Loan Originator Perspective
"Once again, we hit the bottom of our recent range on rates today, then bounced slightly up. We've had a nice recovery from early last week, but there still hasn't been sufficient international drama or economic data to move rates past recent lows. We'll take it for now, cannot assume we'll break this range, even if borrowers and lenders have their fingers crossed that we will!" -Ted Rood, Senior Mortgage Planner, tedroodteam.com
"With rates the same to slightly better today, and with no significant data on the horizon for the rest of the week....I think floating remains a safe option. " -Brent Borcherding, brentborcherding.com
"Once again, the benchmark 10 year treasury note has been unable to hold the gains under 2.47. With this key pivot holding, I think those clients that are within 10 days should consider locking and taking advantage of the modest gains in today's rate sheets. I like floating everything else as I think we test the waters below 2.47 again." -Victor Burek, Open Mortgage
"Still in the range, until we are not. Locking at the lows is the sophisticated approach here, regardless of the trend. We are entering the end of the summer where we always have less participants trading and are always subject to traders perception. We have seen this song & dance with Europe too many times in the last 5 years. Locking is the best choice here for loans within a 15 day window, 30 days out should also book the rate before it's gone. The likelihood we break below the low 2.4's on 10's is slim to none, and slim is out of town." -Constantine Floropoulos, Quontic Bank
"This bounce in equities may be short lived for the geopolitical tensions are finally taking some air out of a market which forgot prices don't always go up. Should the S&P break below 1912 and the 10 year yield break below 2.40 rates may improve in a hurry." -Manny Gomes, Branch Manager, Norcom Mortgage
Today's Best-Execution Rates
- 30YR FIXED - 4.125-4.25
- FHA/VA - 3.75%
- 15 YEAR FIXED - 3.375%
- 5 YEAR ARMS - 3.0-3.50% depending on the lender
Ongoing Lock/Float Considerations
- The hallmark of 2014 so far has been a disconcertingly narrow range in rates. Too many market participants bet on rates going higher in 2014, and markets have punished that imbalance with a paradoxical move lower.

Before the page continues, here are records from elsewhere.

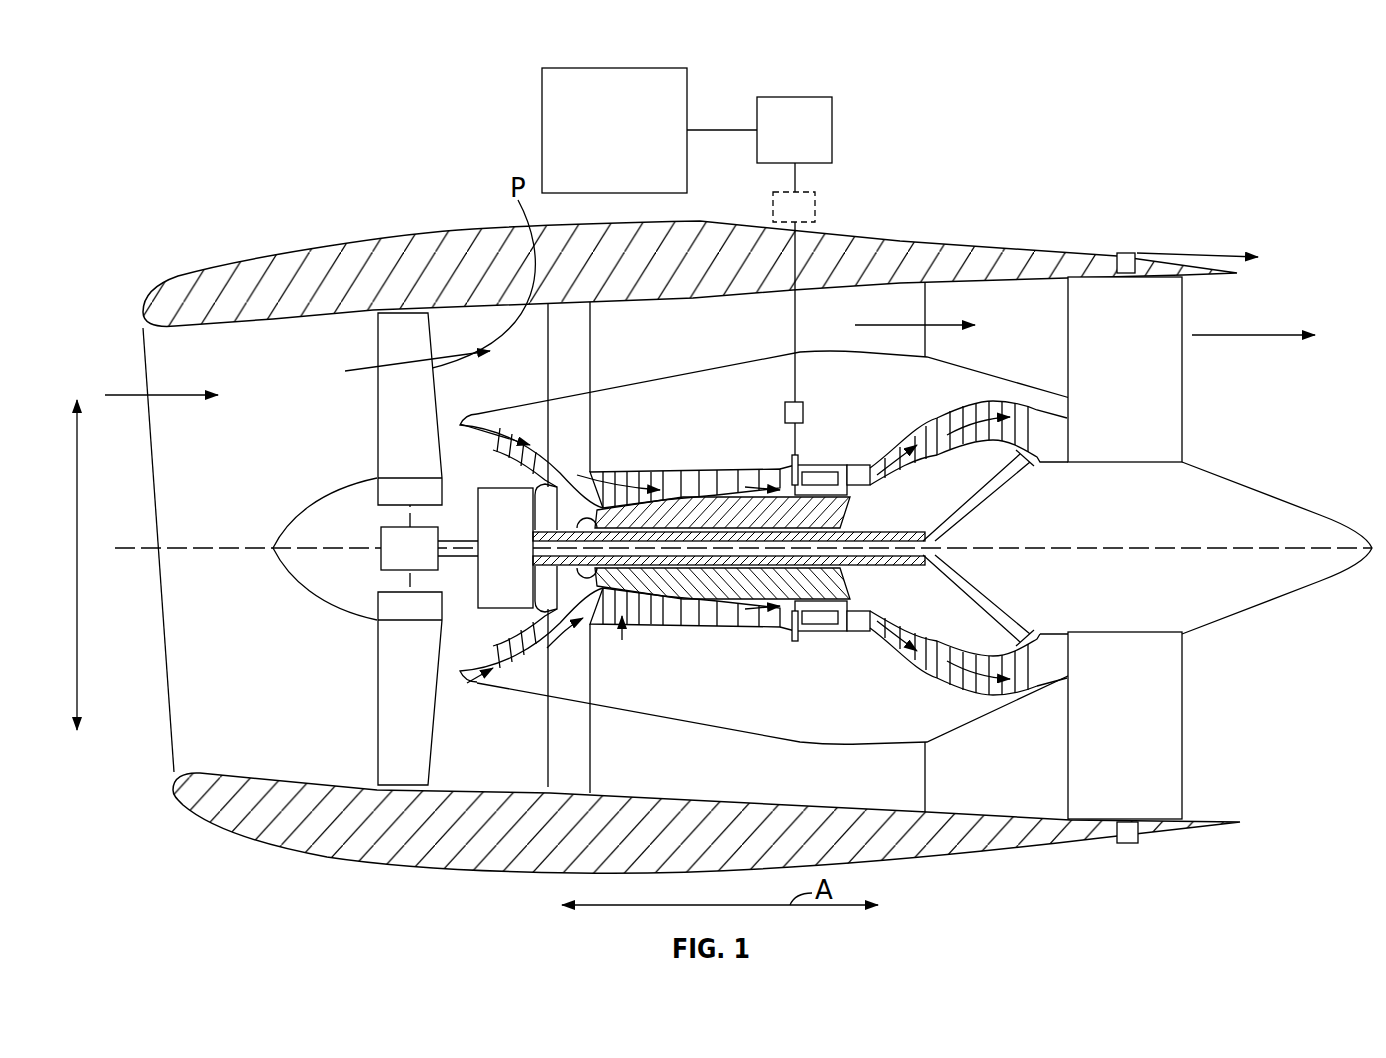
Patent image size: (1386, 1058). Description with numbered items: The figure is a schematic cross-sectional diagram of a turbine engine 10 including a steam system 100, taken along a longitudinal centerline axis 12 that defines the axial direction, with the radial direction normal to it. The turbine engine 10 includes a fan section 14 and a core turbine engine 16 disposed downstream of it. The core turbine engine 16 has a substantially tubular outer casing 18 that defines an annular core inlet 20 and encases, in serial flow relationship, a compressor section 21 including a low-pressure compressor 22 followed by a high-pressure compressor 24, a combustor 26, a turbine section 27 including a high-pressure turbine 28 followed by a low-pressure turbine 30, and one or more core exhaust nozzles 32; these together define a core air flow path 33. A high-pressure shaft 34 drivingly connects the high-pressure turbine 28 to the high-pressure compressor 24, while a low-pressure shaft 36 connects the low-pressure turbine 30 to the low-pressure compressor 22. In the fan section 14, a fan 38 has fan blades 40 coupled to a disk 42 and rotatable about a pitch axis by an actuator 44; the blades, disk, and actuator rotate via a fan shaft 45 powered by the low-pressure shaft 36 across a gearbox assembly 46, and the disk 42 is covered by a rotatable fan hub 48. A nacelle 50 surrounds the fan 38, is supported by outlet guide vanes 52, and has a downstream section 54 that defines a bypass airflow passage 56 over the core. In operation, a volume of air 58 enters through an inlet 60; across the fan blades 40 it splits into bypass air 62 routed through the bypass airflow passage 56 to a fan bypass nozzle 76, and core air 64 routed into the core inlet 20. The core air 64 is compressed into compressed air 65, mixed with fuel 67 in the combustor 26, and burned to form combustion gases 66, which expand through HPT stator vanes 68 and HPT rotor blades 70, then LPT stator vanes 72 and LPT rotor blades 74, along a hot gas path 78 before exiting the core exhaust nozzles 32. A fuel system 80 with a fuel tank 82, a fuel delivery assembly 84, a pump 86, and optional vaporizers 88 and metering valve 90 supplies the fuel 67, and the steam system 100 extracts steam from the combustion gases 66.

The turbine engine 10 is at (257, 240).
The longitudinal centerline axis 12 is at (1175, 545).
The fan section 14 is at (350, 331).
The core turbine engine 16 is at (813, 384).
The outer casing 18 is at (767, 733).
The core inlet 20 is at (490, 668).
The compressor section 21 is at (665, 415).
The low-pressure compressor 22 is at (537, 618).
The high-pressure compressor 24 is at (620, 627).
The combustor 26 is at (813, 627).
The turbine section 27 is at (910, 407).
The high-pressure turbine 28 is at (882, 628).
The low-pressure turbine 30 is at (1014, 702).
The core exhaust nozzles 32 is at (1128, 252).
The core air flow path 33 is at (548, 636).
The high-pressure shaft 34 is at (787, 477).
The low-pressure shaft 36 is at (963, 502).
The fan 38 is at (268, 670).
The fan blades 40 is at (376, 690).
The disk 42 is at (393, 493).
The actuator 44 is at (381, 553).
The fan shaft 45 is at (447, 535).
The gearbox assembly 46 is at (491, 496).
The fan hub 48 is at (307, 580).
The nacelle 50 is at (393, 853).
The outlet guide vanes 52 is at (590, 367).
The downstream section of the nacelle 54 is at (960, 247).
The bypass airflow passage 56 is at (710, 337).
The volume of air 58 is at (190, 393).
The inlet 60 is at (160, 738).
The bypass air 62 is at (345, 372).
The core air 64 is at (476, 423).
The compressed air 65 is at (647, 472).
The combustion gases 66 is at (973, 410).
The fuel 67 is at (798, 437).
The HPT stator vanes 68 is at (852, 635).
The HPT rotor blades 70 is at (870, 623).
The LPT stator vanes 72 is at (933, 667).
The LPT rotor blades 74 is at (947, 675).
The fan bypass nozzle 76 is at (1206, 381).
The hot gas path 78 is at (915, 448).
The fuel system 80 is at (736, 73).
The fuel tank 82 is at (540, 131).
The fuel delivery assembly 84 is at (795, 350).
The pump 86 is at (832, 130).
The vaporizers 88 is at (815, 210).
The metering valve 90 is at (783, 413).
The steam system 100 is at (1145, 385).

- As of June, rates were officially lower year-over-year, but that's due to rates' path higher in 2013. The current path in 2014 remains sideways.
- European markets continue to play a nagging role in the background, generally helping rates in the US remain lower than they otherwise might be.
- From a wider point of view, we're in limbo, waiting for the first significant move away from the narrow range. A rally into late May stood a chance to act as this break, but rates have since returned to what were previously the lower limits of the 2014 range.
- As always, please keep in mind that the rates discussed generally refer to what we've termed 'best-execution' (that is, the most frequently quoted, conforming, 30yr fixed rate for top tier borrowers, based not only on the outright price, but also 'bang-for-the-buck.' Generally speaking, our best-execution rate tends to connote no origination or discount points--though this can vary--and tends to predict Freddie Mac's weekly survey with high accuracy. It's safe to assume that our best-ex rate is the more timely and accurate of the two due to Freddie's once-a-week polling method).